Getting Irate So That You Don't Have To

Getting Irate So That You Don't Have To

Wednesday, 5 May 2010

Divorce !

I’ve always been a bit cynical about opinion polls but there’s one which has really leapt out at me today. These are its results:

Conservative 17% Labour 37% Lib Dem 22% SNP 21%.

In case you hadn’t already guessed, this is a YouGov survey in Scotland.

It means that for all the progress they have made south of the border, the Conservatives in Scotland would be just over one percentage point up on their showing in 2005.

No one really seems to know what will happen tomorrow. My own gut feeling is that most of the polls are slightly understating the Conservative position, and that Cameron might just sneak an overall majority. Labour are in second place, I think, and the Lib Dems a close third. No science behind this, and it might turn out to be complete rubbish. Part of it, I accept, isn’t based on hard-nosed political analysis, more an emotional anguish (denial ?) about Nick Clegg holding the balance of power, and the orgasmic raptures that would send the BBC into.

Whatever the weather, it is clear that Cameron, who is likely to be the next Prime Minister, is still hugely unpopular in Scotland. Can we really have a situation in which someone rules over one of our countries in which he gets less than one in five of the popular vote ? In mitigation I do know that in 2005 the Conservatives won the most votes in England and yet we still ended up with a Labour (and Scottish) Prime Minister; that the distribution of votes to seats is substantially weighted in Scotland’s favour; and that the Edinburgh Parliament accounts for much of Scotland’s legislation anyway. But that aside, we risk ending up here with something that is just about untenable.

In my eyes every passing day strengthens the argument for a break-up of the United Kingdom. The English have been royally screwed by the Blair-Brown-Cunningham-Dewer-Cook-Darling Raj over the past 13 years but that of itself is no endorsement of an England-centric (virtually England-exclusive) government to do the same back to the Scots. As nations, we are growing wider and wider apart. The Scots have always had a greater faith in a strong State and more centralised control than we have, and these poll results suggest that just at a time when Cameron is at last trying to put forward the argument for a return to individual sovereignty, the Scots endorse yet more of what we’ve been subjected to all these years. The Scottish Parliament emphasises the differences, an English one would just paper over the deepening cracks.

The relationship has been generally been like a stormy marriage. At times, for instance during the first half of the last century when (in a rare show of unity) we saw two World Wars through together, it was a strong and invaluable partnership; two countries united in a common cause. But those days are long gone.
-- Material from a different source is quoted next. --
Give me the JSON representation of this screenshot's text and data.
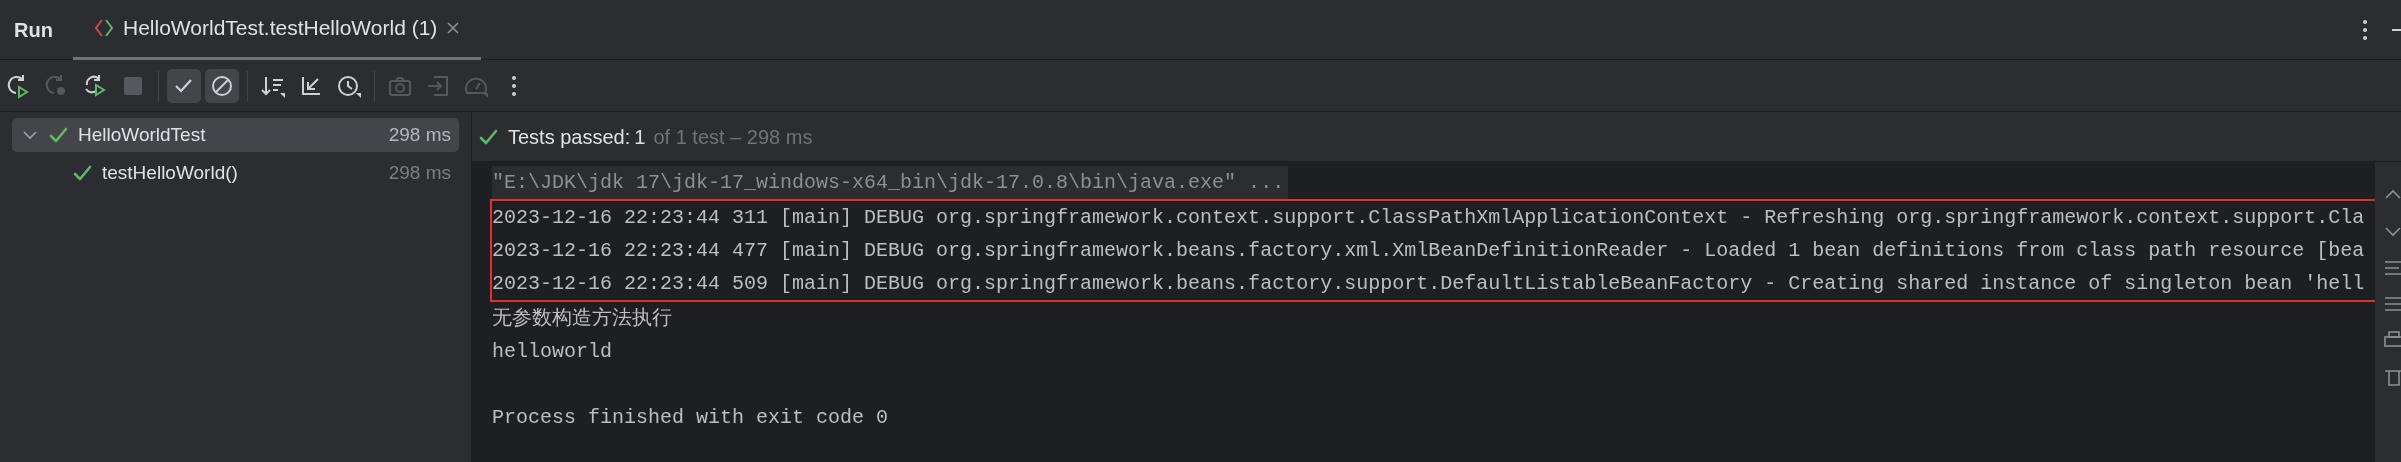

That is not to say that we would not once again fight alongside one another if the time came. There is, in the well-worn phrase, more that binds us together than holds us apart. But in terms of nationhood, it is time that went our separate ways. Permanent separation. Leading to divorce. Never to marry again, thanks very much.

Ideally, Scotland would take Northern Ireland with them at the same time. It is, after all, in no small part, a Scottish problem which the English have, in their ignorance, been trying to manage for the last 400 years. When the west-of Scotland Protestants proclaim their support for "the Union", it is that between Scotland and Ulster that they care about most. Let us leave them to it.

And we’ll throw Wales in too. For free.